In the current study, granule cells and displaced granule cells in the HET SCA34-KI rat showed small, but statistically significant reductions in cell size. The meaning of this finding is unclear, but it is interesting that differences in cell size were noted only in granule cell populations. It is also interesting that ELOVL4 has been linked to ciliary signaling [39], which regulates cell cycle but also can affect cell size [64]. Further investigation will be required to elucidate the role of ELOVL4 in cell size regulation.

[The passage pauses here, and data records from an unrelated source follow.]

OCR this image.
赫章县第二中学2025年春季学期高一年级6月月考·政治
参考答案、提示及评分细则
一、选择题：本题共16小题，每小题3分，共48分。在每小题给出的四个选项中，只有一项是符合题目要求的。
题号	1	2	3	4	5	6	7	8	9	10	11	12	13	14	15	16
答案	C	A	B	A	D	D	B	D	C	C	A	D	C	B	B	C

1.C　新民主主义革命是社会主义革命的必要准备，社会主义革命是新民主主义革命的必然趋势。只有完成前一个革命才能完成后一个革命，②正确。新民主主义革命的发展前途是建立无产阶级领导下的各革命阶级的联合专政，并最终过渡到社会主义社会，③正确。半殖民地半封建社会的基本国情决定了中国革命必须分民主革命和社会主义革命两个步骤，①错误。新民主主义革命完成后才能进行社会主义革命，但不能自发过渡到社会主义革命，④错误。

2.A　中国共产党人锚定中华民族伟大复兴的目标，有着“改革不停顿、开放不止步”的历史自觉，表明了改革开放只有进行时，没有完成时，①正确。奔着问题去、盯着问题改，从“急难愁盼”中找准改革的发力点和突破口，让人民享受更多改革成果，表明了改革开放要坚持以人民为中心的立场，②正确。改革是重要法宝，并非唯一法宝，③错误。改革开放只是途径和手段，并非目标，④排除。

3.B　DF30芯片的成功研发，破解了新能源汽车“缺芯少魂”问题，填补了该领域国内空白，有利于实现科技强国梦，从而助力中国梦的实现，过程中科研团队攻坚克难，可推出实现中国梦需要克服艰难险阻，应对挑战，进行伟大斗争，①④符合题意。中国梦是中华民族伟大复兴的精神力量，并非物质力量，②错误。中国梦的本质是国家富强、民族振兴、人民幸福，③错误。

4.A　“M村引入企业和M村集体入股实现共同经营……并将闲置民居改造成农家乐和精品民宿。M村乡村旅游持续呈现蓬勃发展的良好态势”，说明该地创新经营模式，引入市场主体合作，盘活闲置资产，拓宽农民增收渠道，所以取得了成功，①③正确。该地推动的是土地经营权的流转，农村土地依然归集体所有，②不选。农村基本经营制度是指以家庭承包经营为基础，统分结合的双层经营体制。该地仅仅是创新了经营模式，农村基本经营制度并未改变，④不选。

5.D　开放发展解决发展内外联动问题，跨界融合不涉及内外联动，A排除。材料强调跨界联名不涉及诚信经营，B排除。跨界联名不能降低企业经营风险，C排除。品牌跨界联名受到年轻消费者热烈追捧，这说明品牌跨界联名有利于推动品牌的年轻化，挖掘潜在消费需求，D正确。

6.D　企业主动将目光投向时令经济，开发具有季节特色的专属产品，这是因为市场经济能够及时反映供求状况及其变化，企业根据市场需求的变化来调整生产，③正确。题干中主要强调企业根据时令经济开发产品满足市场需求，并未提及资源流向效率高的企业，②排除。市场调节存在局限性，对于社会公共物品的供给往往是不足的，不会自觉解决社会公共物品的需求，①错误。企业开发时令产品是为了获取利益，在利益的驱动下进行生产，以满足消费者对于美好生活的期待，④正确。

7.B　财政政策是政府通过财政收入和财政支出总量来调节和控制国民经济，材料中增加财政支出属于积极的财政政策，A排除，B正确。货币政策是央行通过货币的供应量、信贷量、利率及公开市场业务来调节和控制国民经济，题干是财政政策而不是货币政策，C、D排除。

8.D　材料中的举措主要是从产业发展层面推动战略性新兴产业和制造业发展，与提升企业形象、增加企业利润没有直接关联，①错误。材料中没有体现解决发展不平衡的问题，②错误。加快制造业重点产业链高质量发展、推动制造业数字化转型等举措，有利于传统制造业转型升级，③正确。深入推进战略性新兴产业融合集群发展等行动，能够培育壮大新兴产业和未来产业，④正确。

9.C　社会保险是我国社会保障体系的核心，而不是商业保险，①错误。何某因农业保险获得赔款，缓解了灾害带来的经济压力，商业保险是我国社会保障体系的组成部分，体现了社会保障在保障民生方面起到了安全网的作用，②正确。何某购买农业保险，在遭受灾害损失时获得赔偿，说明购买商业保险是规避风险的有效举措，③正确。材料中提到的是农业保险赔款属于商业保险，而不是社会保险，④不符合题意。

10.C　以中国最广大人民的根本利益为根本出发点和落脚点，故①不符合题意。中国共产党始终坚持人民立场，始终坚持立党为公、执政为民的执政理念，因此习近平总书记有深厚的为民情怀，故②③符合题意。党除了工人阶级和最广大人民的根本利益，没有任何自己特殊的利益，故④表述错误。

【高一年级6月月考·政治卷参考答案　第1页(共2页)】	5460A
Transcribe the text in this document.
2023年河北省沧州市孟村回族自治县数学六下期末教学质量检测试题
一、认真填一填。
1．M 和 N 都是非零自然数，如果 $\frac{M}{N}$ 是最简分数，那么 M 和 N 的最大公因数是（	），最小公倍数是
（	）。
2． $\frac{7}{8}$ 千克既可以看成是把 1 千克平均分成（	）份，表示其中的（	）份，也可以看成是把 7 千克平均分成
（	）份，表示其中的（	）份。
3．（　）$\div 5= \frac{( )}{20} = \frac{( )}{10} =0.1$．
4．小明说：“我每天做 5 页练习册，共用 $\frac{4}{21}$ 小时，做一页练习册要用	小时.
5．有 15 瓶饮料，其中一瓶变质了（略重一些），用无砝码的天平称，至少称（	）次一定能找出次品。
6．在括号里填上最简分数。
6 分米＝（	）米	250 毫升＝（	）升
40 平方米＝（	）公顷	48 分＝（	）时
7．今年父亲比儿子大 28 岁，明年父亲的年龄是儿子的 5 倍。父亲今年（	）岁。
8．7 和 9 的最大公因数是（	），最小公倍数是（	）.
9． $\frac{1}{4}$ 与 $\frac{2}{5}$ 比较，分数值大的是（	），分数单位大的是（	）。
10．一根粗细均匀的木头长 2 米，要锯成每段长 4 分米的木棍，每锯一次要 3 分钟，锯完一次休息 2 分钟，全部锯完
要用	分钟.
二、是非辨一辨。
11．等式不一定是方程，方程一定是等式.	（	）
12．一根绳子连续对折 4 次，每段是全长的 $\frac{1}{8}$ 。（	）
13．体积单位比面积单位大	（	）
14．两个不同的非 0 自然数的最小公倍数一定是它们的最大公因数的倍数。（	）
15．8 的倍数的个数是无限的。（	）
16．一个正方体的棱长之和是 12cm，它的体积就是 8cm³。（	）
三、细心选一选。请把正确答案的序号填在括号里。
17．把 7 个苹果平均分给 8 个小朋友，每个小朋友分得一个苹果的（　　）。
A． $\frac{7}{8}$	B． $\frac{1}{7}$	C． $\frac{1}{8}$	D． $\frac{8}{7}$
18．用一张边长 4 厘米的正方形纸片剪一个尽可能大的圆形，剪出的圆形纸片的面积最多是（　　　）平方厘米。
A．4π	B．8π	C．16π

Together, these experiments indicate that neuronal populations are not perturbed in the cerebellum of the SCA34-KI rat, even at timepoints when significant motor impairment is already present [12], suggesting that SCA34 does not arise from aberrant generation of cerebellar neurons or directly from neurodegeneration. Given the current results, the best candidate mechanism for the initial motor impairment observed in SCA34-KI HET and MUT rats is synaptic dysfunction [12]. Previous studies performed using SCA34-KI rat retina and HEK cells transduced with disease-causing ELOVL4 variants indicate that W246G ELOVL4 and other SCA34-causing variants of ELOVL4 selectively impair synthesis of VLC-SFA compared to wildtype ELOVL4 [24, 37, 38]. This leads to impairment of synaptic transmission by cerebellar neurons in the SCA34-KI rat [12]. The SCA34-KI rat also shows aberrant cerebellar synaptic function [12]. Long-term potentiation and long-term depression, which are critical to normal cerebellar function, are severely impaired in the SCA-34-KI rat cerebellum, and synaptic network activity in the SCA34-KI rat cerebellum is also aberrant [12]. Patch-clamp studies in cerebellar slices from WT and MUT SCA34-KI rats show abnormal presynaptic release at parallel fiber, climbing fiber, and inhibitory synaptic inputs to Purkinje cells [15]. Mild impairments in synaptic transmission by retinal photoreceptors also are present in the SCA34-KI rat [37]. These findings are consistent with aberrant synaptic release kinetics and intractable seizures reported in a mouse model of neuroichthyosis arising from the absence of ELOVL4 function in the brain [13]. That study also showed addition of exogenous VLC-SFA to cultured neurons lacking functional ELOVL4 rescued synaptic function [13].

Conclusion/Summary

These studies in the SCA34-KI rat model indicate that the W246G ELOVL4 mutation that causes Spinocerebellar Ataxia 34 does not alter the production or survival of the major populations of cerebellar neurons at early ages. These results suggest that the early impairment of motor function noted in the SCA34-KI rat model of human SCA34, initially arises from synapse-specific anomalies in neurotransmission and synaptic plasticity, rather than neurodevelopmental errors affecting the production or survival of cerebellar neurons.